Commissioned by Hyams and conducted by The MassINC Polling Group, the study polled Asian, Black, Latino and white voters in Boston on a range of issues including education, criminal justice, race relations, and economic opportunity. The poll, which took place in November 2017, was conducted online and via live telephone.
The results of this study not only found significant variances in opinion between Black, Asian, Latino and white voters in Boston, it also exposed differences related to age and gender that call for much deeper exploration. While the report is highly nuanced and signals the need for additional research, it did point to several high-level conclusions:
· The majority of Boston voters believe racism is at least a somewhat serious problem in the city (74 percent); voters also agree that dialogues on race are needed to improve race relations with 63 percent of respondents saying that these dialogues will help either a fair amount or a great deal;
- Four out of five voters believe it is difficult to afford living in the city. Overall, 66 percent of respondents believe improvements to public transportation are key to helping improve economic mobility for Boston’s residents;
- Sixty-two percent of Boston voters strongly agree that our children need access to quality education at an early age; and
- Respondents felt that our criminal justice system should provide more opportunities for the formerly incarcerated (64 percent) and explore options for restorative justice for youth (72 percent).

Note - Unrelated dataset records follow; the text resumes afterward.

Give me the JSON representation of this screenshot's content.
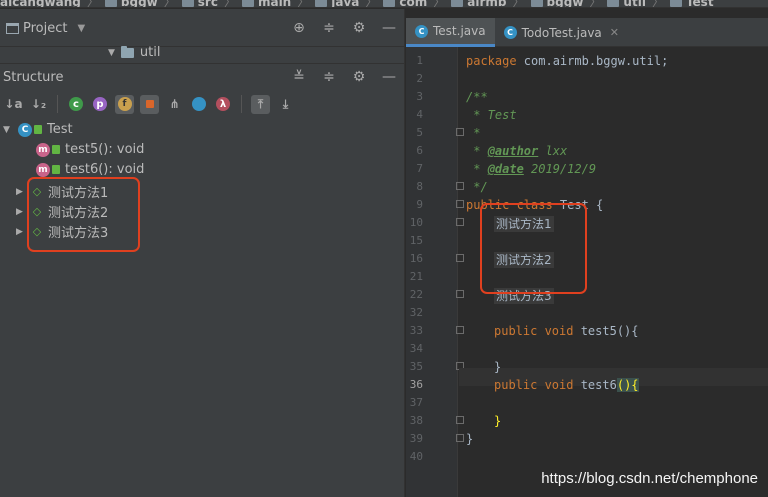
{
  "breadcrumbs": [
    "aicangwang",
    "bggw",
    "src",
    "main",
    "java",
    "com",
    "airmb",
    "bggw",
    "util",
    "Test"
  ],
  "project_panel": {
    "title": "Project",
    "folder": "util"
  },
  "structure_panel": {
    "title": "Structure",
    "toolbar_glyphs": [
      "↓a",
      "↓₂",
      "c",
      "p",
      "f",
      "🔒",
      "⋔",
      "●",
      "λ",
      "⤒",
      "⤓"
    ],
    "class_name": "Test",
    "methods": [
      "test5(): void",
      "test6(): void"
    ],
    "regions": [
      "测试方法1",
      "测试方法2",
      "测试方法3"
    ]
  },
  "editor": {
    "tabs": [
      {
        "label": "Test.java",
        "active": true
      },
      {
        "label": "TodoTest.java",
        "active": false
      }
    ],
    "line_numbers": [
      "1",
      "2",
      "3",
      "4",
      "5",
      "6",
      "7",
      "8",
      "9",
      "10",
      "15",
      "16",
      "21",
      "22",
      "32",
      "33",
      "34",
      "35",
      "36",
      "37",
      "38",
      "39",
      "40"
    ],
    "current_line": "36",
    "code": {
      "package_kw": "package",
      "package_name": " com.airmb.bggw.util;",
      "doc_open": "/**",
      "doc_title": " * Test",
      "doc_star": " *",
      "author_tag": "@author",
      "author_val": " lxx",
      "date_tag": "@date",
      "date_val": " 2019/12/9",
      "doc_close": " */",
      "class_kw": "public class",
      "class_name": " Test {",
      "region1": "测试方法1",
      "region2": "测试方法2",
      "region3": "测试方法3",
      "m5_kw": "public void",
      "m5_name": " test5(){",
      "close_brace": "}",
      "m6_kw": "public void",
      "m6_name": " test6",
      "m6_parens": "(){",
      "final_brace": "}"
    }
  },
  "watermark": "https://blog.csdn.net/chemphone",
  "colors": {
    "highlight_box": "#e0401f",
    "keyword": "#cc7832",
    "comment": "#629755"
  }
}
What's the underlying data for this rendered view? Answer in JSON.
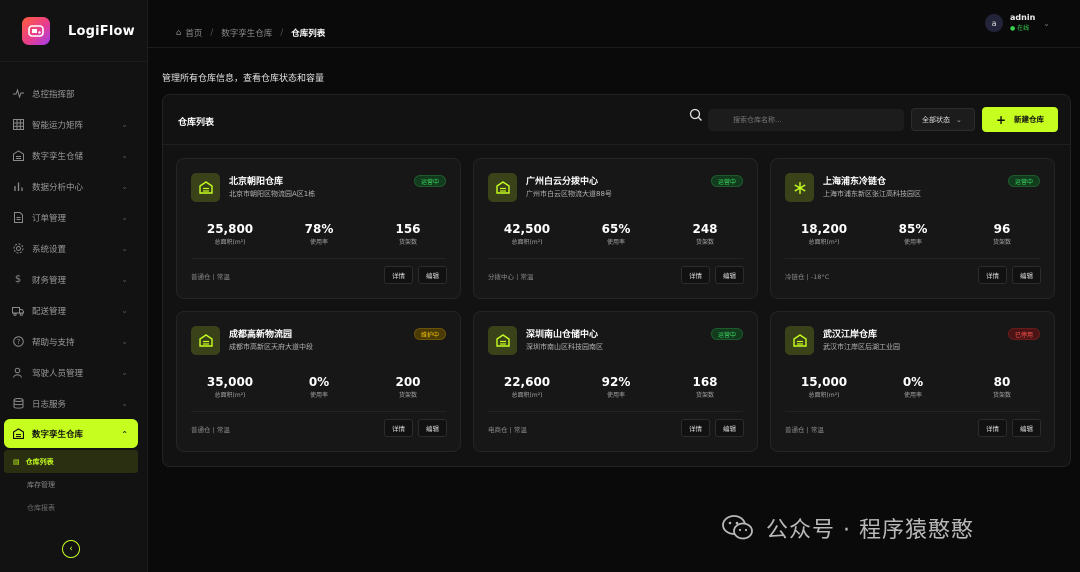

“This report is an important first step in beginning to explore lasting solutions to the problem of racial inequality in Boston,” said Jocelyn Sargent, executive director of the Hyams Foundation. “As the city continues to engage in conversations around racial justice and build a more sustainable and just city for all, a deep understanding of the challenges faced by people of color in Boston—and the policy changes these communities would like to see—is vital to ending racism. We look forward to building off these important first findings to create a just, equitable, and prosperous Boston for all.”
”If we're serious about expanding opportunity, we have to break down the racial inequity that has built up over many generations in our country," said Boston Mayor Marty Walsh. "This survey shows that Bostonians are both passionate about achieving equal opportunity and optimistic about our progress. The Hyams Foundation has played a key role in getting us to this point, and I'm proud to partner with them to move this city, this state, and this country forward."
Later on this year, the Foundation and The MassINC Polling Group will conduct a more in-depth poll of Boston’s residents to further delve into key findings of concern in the Racial Inequities, Policy Solutions report.